В конце концов Фрунзе надорвался и упал. Напрасно надзиратель пинал его ногами, Фрунзе не поднялся.

— Переведи его на плантацию, — приказал Колченко. — Пусть глаза подлечит. Комиссия скачет из Петербурга. А такому рот не зажмешь: он, брат, две смерти пережил.

Комиссии наезжали и раньше. И всякий раз все было шито-крыто. Колченко готовил пир для членов комиссии. Ему казалось, что едет очередная ревизия. Ревизоров бояться нечего: им всегда можно подбросить тысчонку-другую. На то и ревизоры, чтобы приезжать с шумом, а уезжать ниже травы, тише воды. Всех и все купить можно.

У Фрунзе гноились глаза. Пыль разъедала веки, вот уже несколько месяцев изнуряло слезотечение. Книги, разумеется, пришлось отложить надолго.

На огороде он таскал воду, полол, окучивал. Работа изнуряла. Но свежий воздух делал свое дело: глаза подживали.
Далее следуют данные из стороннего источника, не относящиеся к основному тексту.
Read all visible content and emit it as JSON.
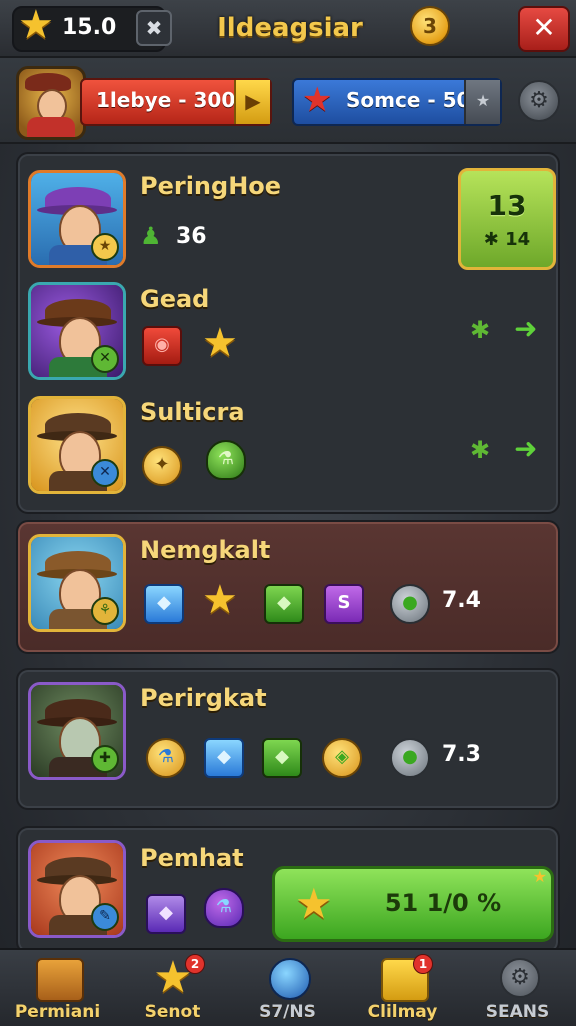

И снова мысль о свободе захватила его. Семь лет тюремной жизни… Они вычеркнуты для борьбы, прошли впустую. Сколько можно было бы сделать за семь лет!.. А конца и не видно. Теплый ветер, голубое небо. Чайки, залетающие сюда, должно быть, с моря. Моря не видно. Оно далеко. Но оно есть… О море он навсегда сохранил нежное и грустное воспоминание.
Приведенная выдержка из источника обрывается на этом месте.